Umanità Nova, numero 23 del 26 giugno 2005, Anno 85
Capita a me, come immagino avvenga a molti, di riflettere sul fatto che se io mi formo una, assai imprecisa opinione, sullo scenario politico attraverso la lettura del giornale e la visione di qualche trasmissione televisiva, i membri della classe politica si preoccupano della loro immagine, del messaggio che fanno pervenire all'esterno, di quanto i giornali e la televisione dicono di loro.
Sembrerebbe, insomma, esistere una sorta di gioco di specchi nel quale i politici osservano e cercano di correggere la propria immagine producendo una serie di messaggi che si intrecciano e che sono, probabilmente, seguiti solo dagli attori, meglio sarebbe definirli, pupazzi che animano la scena.
Con qualche eccezione, infatti, il ceto politico recita a soggetto e ognuno dei suoi membri deve cogliere la battuta dal casuale interlocutore e inventarsi qualcosa sul momento tanto per far vedere che c'è e, appunto, ha qualcosa da dire.
In un certo senso, a rigore, questo comportamento è profondamente democratico. I politici sono singolarmente simili ai membri di un'assemblea condominiale, ai passeggeri costretti a convivere in uno scompartimento prima che il cellulare li consegnasse alla libertà di dire sciocchezze non con il casuale compagno di viaggio ma con quello di telefonino, a un collegio docenti in qualsiasi scuola della repubblica.
Il cittadino medio può, di conseguenza, riconoscersi nei politici senza i problemi che si ponevano quando il sovrano era, in qualche misura, oggetto di culto.
Per evitare equivoci, non mi riferisco affatto all'Italia come luogo ove si addenserebbero i mali del mondo dal punto di vista della qualità del ceto politico. Bush, ad esempio, è assolutamente più imbecille di Berlusconi che è, casomai, uno che fa il fesso e che spesso è bollito, ma, a differenza di Bush, non è bollito sempre e comunque.
Se la classe politica si è, di norma, emancipata dalla
necessità di avere una qualche idea forte che la caratterizzi ne
consegue che anche gli scontri all'interno della classe politica
tendono ad essere ricondotti alla loro bruta materialità di
lotte per una frazione di potere e di ricchezza.
Facciamo solo un caso, la sinistra ha pianto amare lacrime di fronte
alla crudeltà esibita da Rutelli, o' bello guaglione, che ha
rifiutato di fare la lista unica dell'Ulivo e ha attaccato senza
scrupoli Prodi, l'uomo che pure, in linea di principio, dovrebbe
garantire la mirabile sintesi fra borghesia di stato democristiana,
apparato postcomunista, movimenti no global, bertinottiani e mastellati.
Prodi, un individuo antropologicamente prima che politicamente democristiano, uno che sarebbe democristiano anche se decidesse con tutto l'impegno possibile di non esserlo, è stato attaccato dalla maggioranza del suo partito come utile idiota della sinistra – il prodinotti – mentre l'attacco contro mortadella è capitanato da un giovanotto di mezza età, un postpannellato che non sarà mai democristiano in senso proprio per quante pile baci.

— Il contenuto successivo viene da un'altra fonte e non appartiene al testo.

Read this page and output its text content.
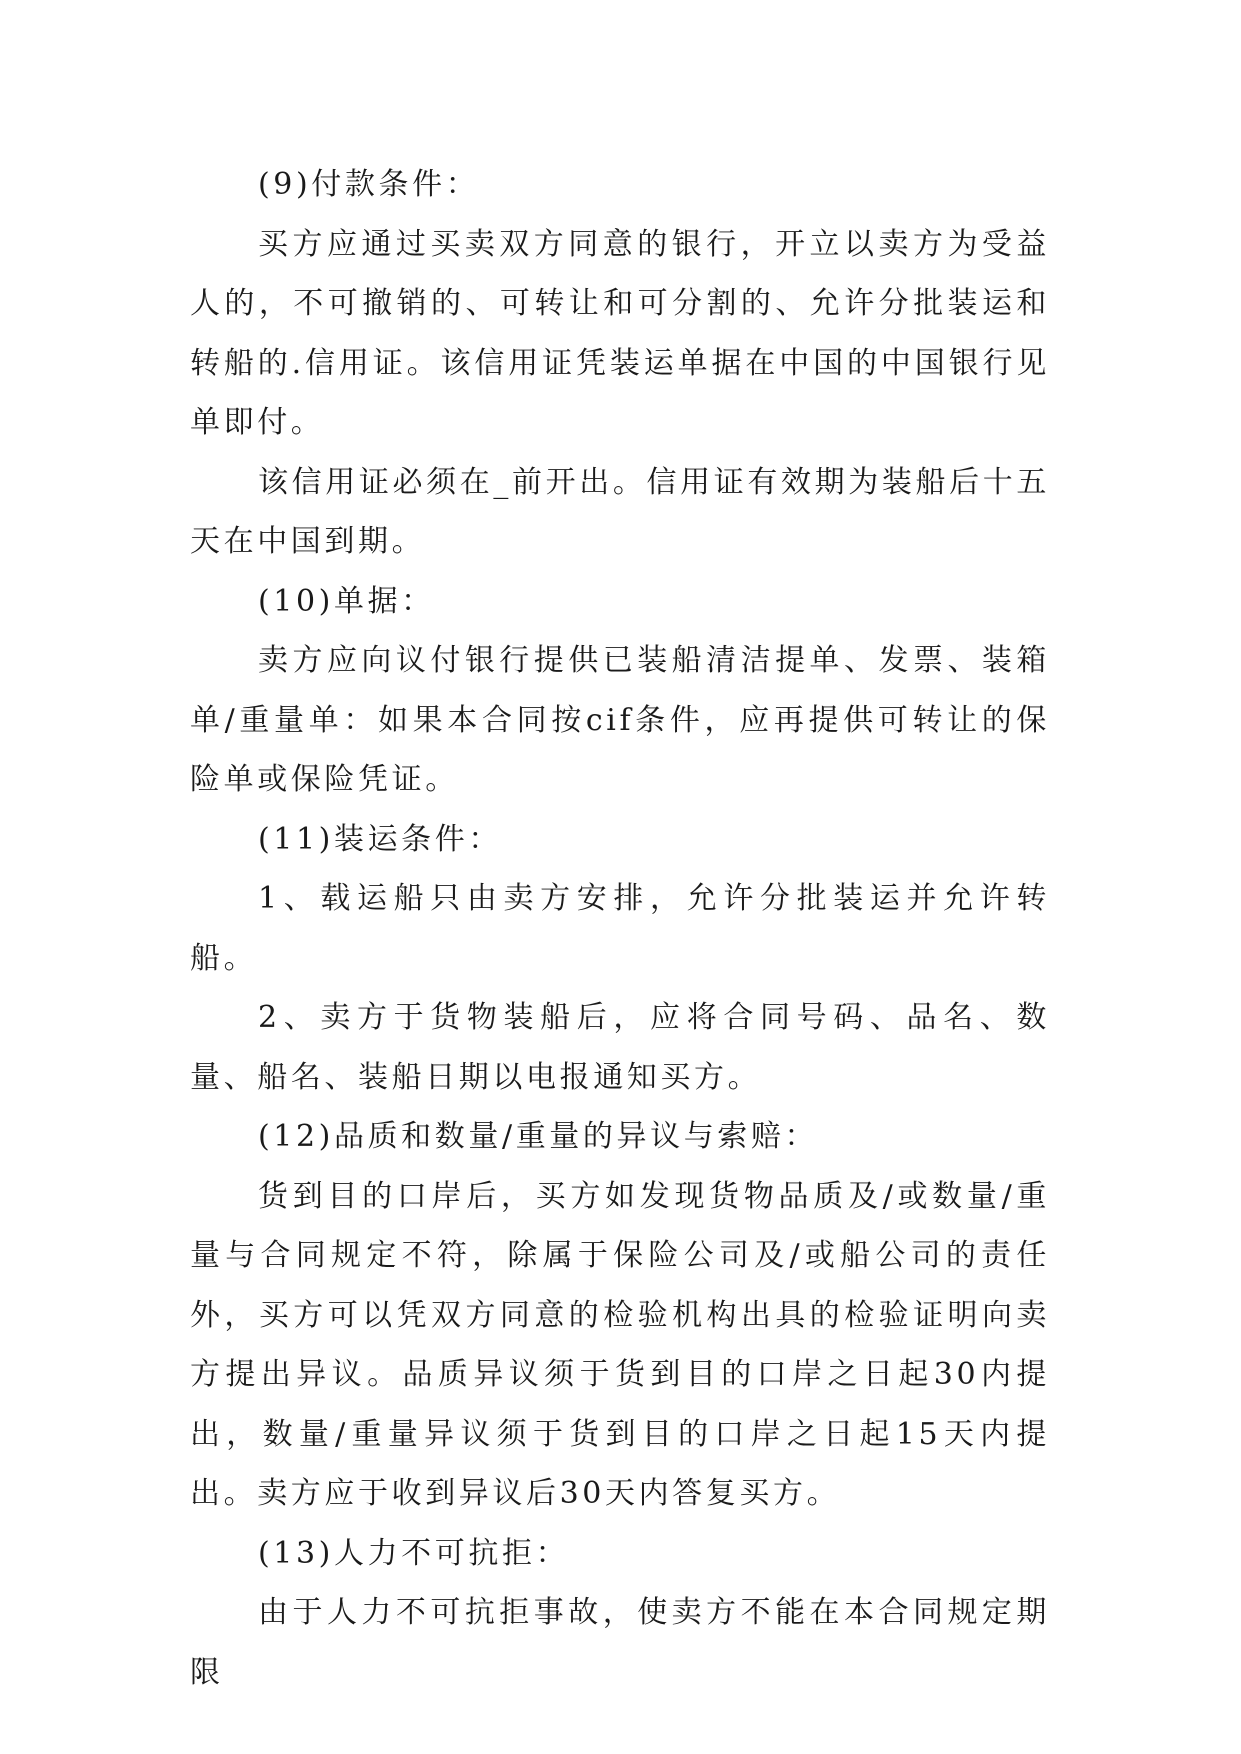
(9)付款条件：

买方应通过买卖双方同意的银行，开立以卖方为受益人的，不可撤销的、可转让和可分割的、允许分批装运和转船的.信用证。该信用证凭装运单据在中国的中国银行见单即付。

该信用证必须在_前开出。信用证有效期为装船后十五天在中国到期。

(10)单据：

卖方应向议付银行提供已装船清洁提单、发票、装箱单/重量单：如果本合同按cif条件，应再提供可转让的保险单或保险凭证。

(11)装运条件：

1、载运船只由卖方安排，允许分批装运并允许转船。

2、卖方于货物装船后，应将合同号码、品名、数量、船名、装船日期以电报通知买方。

(12)品质和数量/重量的异议与索赔：

货到目的口岸后，买方如发现货物品质及/或数量/重量与合同规定不符，除属于保险公司及/或船公司的责任外，买方可以凭双方同意的检验机构出具的检验证明向卖方提出异议。品质异议须于货到目的口岸之日起30内提出，数量/重量异议须于货到目的口岸之日起15天内提出。卖方应于收到异议后30天内答复买方。

(13)人力不可抗拒：

由于人力不可抗拒事故，使卖方不能在本合同规定期限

Ma attenzione, dietro o' bello guaglione qualche democristiano d'antico ceppo c'è, uno staff che, a quanto pare, ha provveduto a colonizzare la Margherita con metodi antichi e sperimentati.
Se, in luogo di seguire il minuetto al quale abbiamo fatto cenno, guardassimo ai contenuti politici dello scontro, scopriremmo l'orrenda verità: non ci sono.
Prodi non intende affatto sovvertire l'ordine costituito e l'assetto della proprietà in Italia e, dal punto di vista programmatico, si tiene sul vago visto che ogni posizione che pigliasse sarebbe indigesta a qualche segmento del suo schieramento. Rutelli non sta affatto, di conseguenza, fermando l'armata rossa ma si limita a logorare un concorrente.
D'altro canto, il livello del ceto politico della destra è, con rare eccezioni, tale che una tribù di babbuini, al confronto, apparirebbe come un'assemblea di raffinati pensatori.
Basta pensare ai ministri e sottosegretari leghisti che hanno serenamente fatto a gara in bestialità con i gruppi neonazisti dell'alta Lombardia senza che la destra civilizzata sentisse il bisogno di prendere le distanze in maniera netta. Il fatto è che la Lega ha bisogno, per vivere, di rotolarsi nel brago e che i suoi compagni di merenda devono permetterglielo.
Questo clima non è affatto, necessariamente, sintomatico di una crisi radicale del circo equestre parlamentare che sembra, al contrario, perfettamente in grado di funzionare proprio producendo spettacoli avariati.
Può, però, essere oggetto di una critica puntuale volta a rafforzare le ragioni dell'azione diretta e dell'autonomia di classe dei lavoratori.